80 And Life To Go

This is the latest in my series of blog entries taking a fresh look at a variety of topics over the next year. I’ve set up a page on the blog explaining the project and linking to my entries. This week’s topic is “Octogenarians.”

Photo via the Houston Chronicle

John Houbolt turned 90 last year.

Which means, when I met him, he was in his 80s.

George Mueller turned 90 two years ago, which means he was also in his 80s the first time I talked to him. Chris Kraft was still in his early 80s when I first met him a few years ago.

Chances are, if you ran into John Houbolt somewhere, you wouldn’t know who he was. Heck, even given his name, you probably don’t know who he is. You may or may not know either of the other names.

But without John Houbolt, the United States may not have beat the Soviet Union to the moon. And the same may well be true for George Mueller and Chris Kraft.

On their Wikipedia pages, these men are history-shaping heroes. At Target, they’re the old men fumbling for change ahead of you in line.
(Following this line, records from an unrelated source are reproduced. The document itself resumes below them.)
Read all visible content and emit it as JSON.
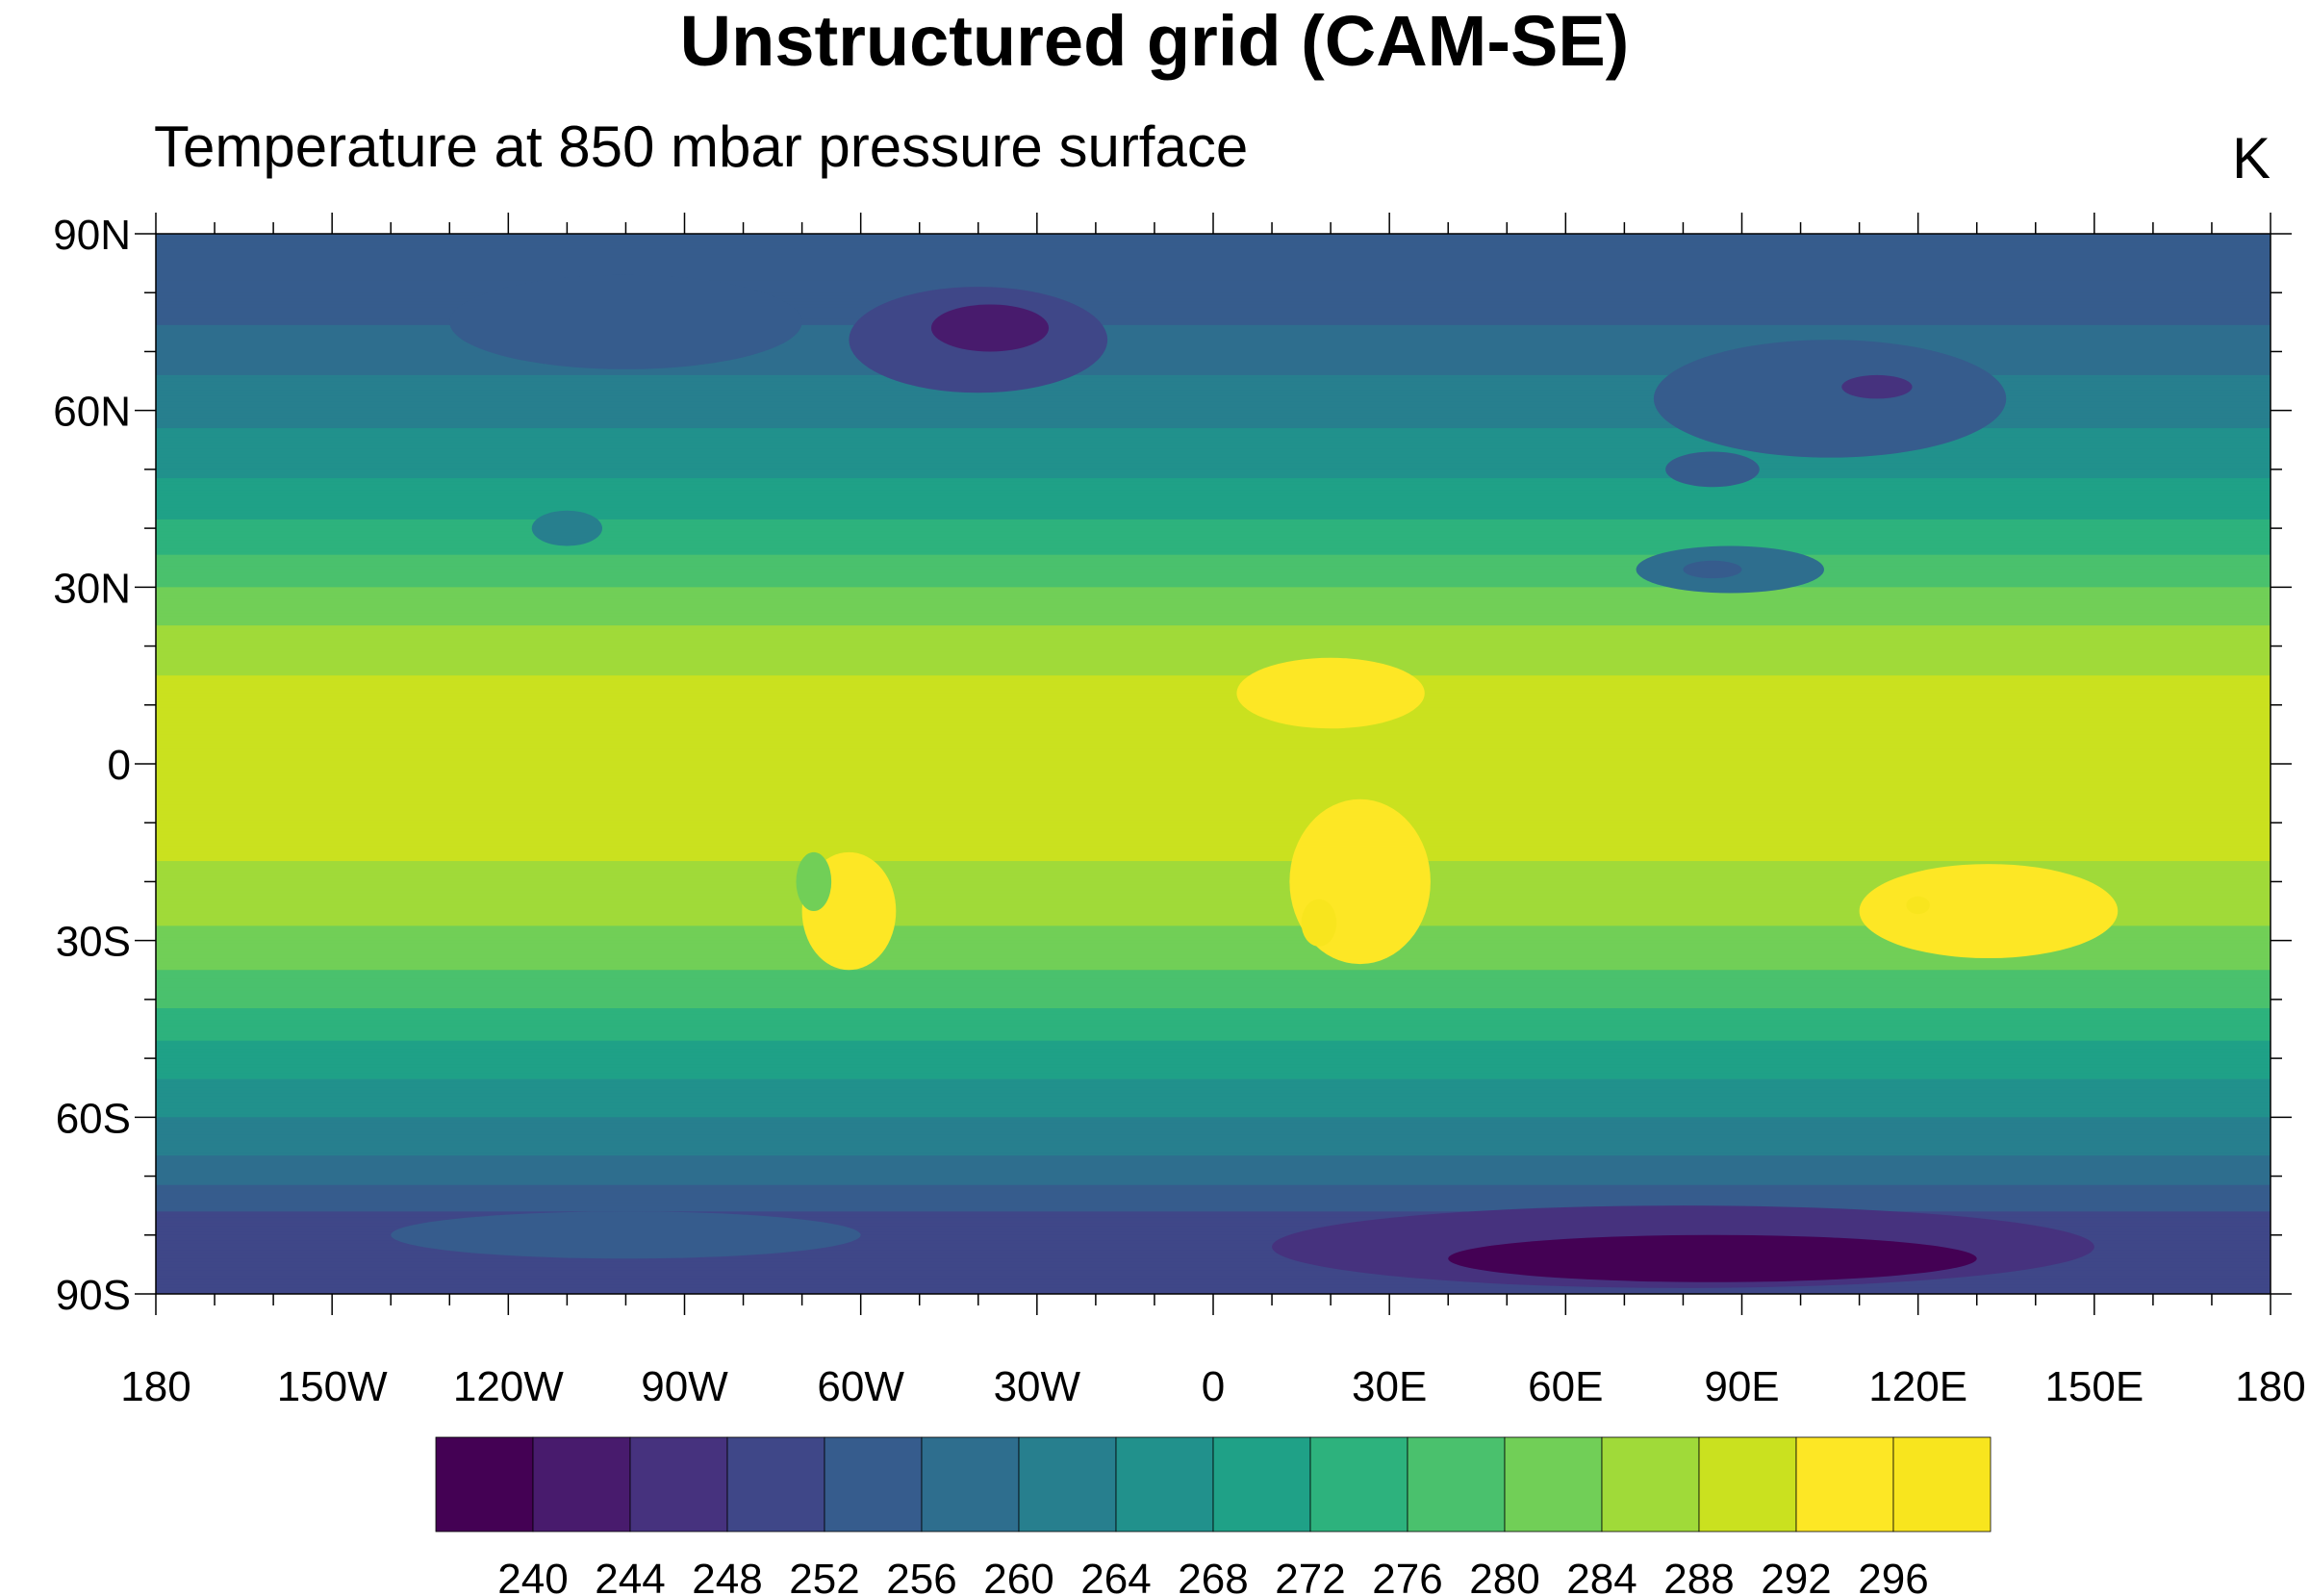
{
  "chart_data": {
    "type": "heatmap",
    "title": "Unstructured grid (CAM-SE)",
    "subtitle": "Temperature at 850 mbar pressure surface",
    "units": "K",
    "xlim": [
      -180,
      180
    ],
    "ylim": [
      -90,
      90
    ],
    "x_ticks": [
      {
        "value": -180,
        "label": "180"
      },
      {
        "value": -150,
        "label": "150W"
      },
      {
        "value": -120,
        "label": "120W"
      },
      {
        "value": -90,
        "label": "90W"
      },
      {
        "value": -60,
        "label": "60W"
      },
      {
        "value": -30,
        "label": "30W"
      },
      {
        "value": 0,
        "label": "0"
      },
      {
        "value": 30,
        "label": "30E"
      },
      {
        "value": 60,
        "label": "60E"
      },
      {
        "value": 90,
        "label": "90E"
      },
      {
        "value": 120,
        "label": "120E"
      },
      {
        "value": 150,
        "label": "150E"
      },
      {
        "value": 180,
        "label": "180"
      }
    ],
    "y_ticks": [
      {
        "value": 90,
        "label": "90N"
      },
      {
        "value": 60,
        "label": "60N"
      },
      {
        "value": 30,
        "label": "30N"
      },
      {
        "value": 0,
        "label": "0"
      },
      {
        "value": -30,
        "label": "30S"
      },
      {
        "value": -60,
        "label": "60S"
      },
      {
        "value": -90,
        "label": "90S"
      }
    ],
    "levels": [
      240,
      244,
      248,
      252,
      256,
      260,
      264,
      268,
      272,
      276,
      280,
      284,
      288,
      292,
      296
    ],
    "colors": [
      "#440154",
      "#481b6d",
      "#46327e",
      "#3f4788",
      "#365c8d",
      "#2e6e8e",
      "#277f8e",
      "#21918c",
      "#1fa187",
      "#2db27d",
      "#4ac16d",
      "#71cf57",
      "#a0da39",
      "#cae11f",
      "#fde725",
      "#f8e51e"
    ],
    "zonal_profile": [
      {
        "lat": 90,
        "t": 254
      },
      {
        "lat": 82,
        "t": 253
      },
      {
        "lat": 72,
        "t": 257
      },
      {
        "lat": 62,
        "t": 262
      },
      {
        "lat": 50,
        "t": 267
      },
      {
        "lat": 40,
        "t": 273
      },
      {
        "lat": 30,
        "t": 280
      },
      {
        "lat": 20,
        "t": 286
      },
      {
        "lat": 10,
        "t": 290
      },
      {
        "lat": 0,
        "t": 290.5
      },
      {
        "lat": -10,
        "t": 290
      },
      {
        "lat": -20,
        "t": 287
      },
      {
        "lat": -30,
        "t": 283
      },
      {
        "lat": -40,
        "t": 277
      },
      {
        "lat": -50,
        "t": 270
      },
      {
        "lat": -60,
        "t": 264
      },
      {
        "lat": -68,
        "t": 259
      },
      {
        "lat": -74,
        "t": 254
      },
      {
        "lat": -80,
        "t": 248
      },
      {
        "lat": -86,
        "t": 250
      },
      {
        "lat": -90,
        "t": 252
      }
    ],
    "features": [
      {
        "name": "greenland-cold",
        "lon": -40,
        "lat": 72,
        "dlon": 22,
        "dlat": 9,
        "t": 250
      },
      {
        "name": "greenland-core",
        "lon": -38,
        "lat": 74,
        "dlon": 10,
        "dlat": 4,
        "t": 243
      },
      {
        "name": "canada-cold",
        "lon": -100,
        "lat": 75,
        "dlon": 30,
        "dlat": 8,
        "t": 252
      },
      {
        "name": "rockies",
        "lon": -110,
        "lat": 40,
        "dlon": 6,
        "dlat": 3,
        "t": 262
      },
      {
        "name": "siberia-cold",
        "lon": 105,
        "lat": 62,
        "dlon": 30,
        "dlat": 10,
        "t": 252
      },
      {
        "name": "siberia-core",
        "lon": 113,
        "lat": 64,
        "dlon": 6,
        "dlat": 2,
        "t": 246
      },
      {
        "name": "mongolia",
        "lon": 85,
        "lat": 50,
        "dlon": 8,
        "dlat": 3,
        "t": 254
      },
      {
        "name": "tibet",
        "lon": 88,
        "lat": 33,
        "dlon": 16,
        "dlat": 4,
        "t": 258
      },
      {
        "name": "tibet-core",
        "lon": 85,
        "lat": 33,
        "dlon": 5,
        "dlat": 1.5,
        "t": 252
      },
      {
        "name": "sahel-warm",
        "lon": 20,
        "lat": 12,
        "dlon": 16,
        "dlat": 6,
        "t": 293
      },
      {
        "name": "southern-africa",
        "lon": 25,
        "lat": -20,
        "dlon": 12,
        "dlat": 14,
        "t": 292
      },
      {
        "name": "kalahari",
        "lon": 18,
        "lat": -27,
        "dlon": 3,
        "dlat": 4,
        "t": 296
      },
      {
        "name": "south-america",
        "lon": -62,
        "lat": -25,
        "dlon": 8,
        "dlat": 10,
        "t": 292
      },
      {
        "name": "andes-cold",
        "lon": -68,
        "lat": -20,
        "dlon": 3,
        "dlat": 5,
        "t": 282
      },
      {
        "name": "australia",
        "lon": 132,
        "lat": -25,
        "dlon": 22,
        "dlat": 8,
        "t": 292
      },
      {
        "name": "australia-core",
        "lon": 120,
        "lat": -24,
        "dlon": 2,
        "dlat": 1.5,
        "t": 296
      },
      {
        "name": "antarctica-east",
        "lon": 80,
        "lat": -82,
        "dlon": 70,
        "dlat": 7,
        "t": 244
      },
      {
        "name": "antarctica-core",
        "lon": 85,
        "lat": -84,
        "dlon": 45,
        "dlat": 4,
        "t": 239
      },
      {
        "name": "antarctica-west",
        "lon": -100,
        "lat": -80,
        "dlon": 40,
        "dlat": 4,
        "t": 252
      }
    ]
  }
}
Working on Homesteading Space really drove that home for me. I interviewed men whom I would not have given a second glance if I’d seen them in public, and yet who played key roles in shaping the American space program. And it made me aware that I had no clue who these people were. Would I get as frustrated with the guy who can’t figure out the self-checkout scanner buying groceries if I knew that he was like that?

And in Huntsville, that’s relevant to my world. These are my personal heroes. But the same is true anywhere, in other ways.

How would I respond to the person in front of me, if I knew he had accomplished more in his life than I ever will?